Backed into a corner now silhouetted against the glass giving down on the pale light glistening on the pond, hands digging distracted in the pockets at his side for whatever they might come up with, a packet of obsolete design in one of them, coming out with —no . . . tearing it open with the other, —no it's going too far, a play about the Civil War I don't see how we got into all this, it's not about these quarrels between black people and Jews that burst out on the front page is it? It's . . .

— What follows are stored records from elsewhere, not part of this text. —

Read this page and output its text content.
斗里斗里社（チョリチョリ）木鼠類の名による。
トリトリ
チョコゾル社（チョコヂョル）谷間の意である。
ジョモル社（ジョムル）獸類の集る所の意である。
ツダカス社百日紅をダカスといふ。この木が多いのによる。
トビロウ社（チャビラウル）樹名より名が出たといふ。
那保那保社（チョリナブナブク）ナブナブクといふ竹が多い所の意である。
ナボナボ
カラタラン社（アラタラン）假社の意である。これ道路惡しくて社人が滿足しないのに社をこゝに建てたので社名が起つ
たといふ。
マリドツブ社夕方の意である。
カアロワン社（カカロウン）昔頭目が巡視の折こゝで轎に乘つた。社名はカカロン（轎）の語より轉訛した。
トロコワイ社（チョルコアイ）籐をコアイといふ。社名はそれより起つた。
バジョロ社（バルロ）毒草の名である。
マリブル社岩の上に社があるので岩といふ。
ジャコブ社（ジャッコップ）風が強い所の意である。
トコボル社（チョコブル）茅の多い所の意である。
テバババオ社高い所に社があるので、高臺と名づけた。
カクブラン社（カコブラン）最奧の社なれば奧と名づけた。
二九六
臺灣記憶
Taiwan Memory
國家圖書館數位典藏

—Not about these crude street fights that bring out the worst in both of them no, it's not about Hollywood Jews backing movies to show blacks as beasts in a jungle, Jewish doctors dispensing disease to black babies, it's not even about Jewish storekeepers in Harlem using the counting gene to exploit blacks who don't have it no, that's how they'd like it isn't it, your clean white Christian middle class watching it explode on the evening news worried to death about property values when the Jews move in, then the blacks and the whole harlequin spawn of the Caribbean and there goes the neighborhood as you say. Drugs, gunfire, let them fight it out, turn off the news and go in to dinner, not our fight is it? like your wounded pheasant burrowing for refuge in the stone wall, trying to flee from what was happening? the hollow essence of this Christian hypocrisy? And the burnished silk of Sulka's tailoring leapt up against that fine old worsted gripping a wrist there, —sorry . . .

—No I'll get it he blurted, excused for breaking away to recover the torn cigarette packet from what little of the floor remained between them, digging one out as he straightened up if for no more than to occupy his unsteady hand only to find himself abruptly caught by a lapel backed up against the window itself.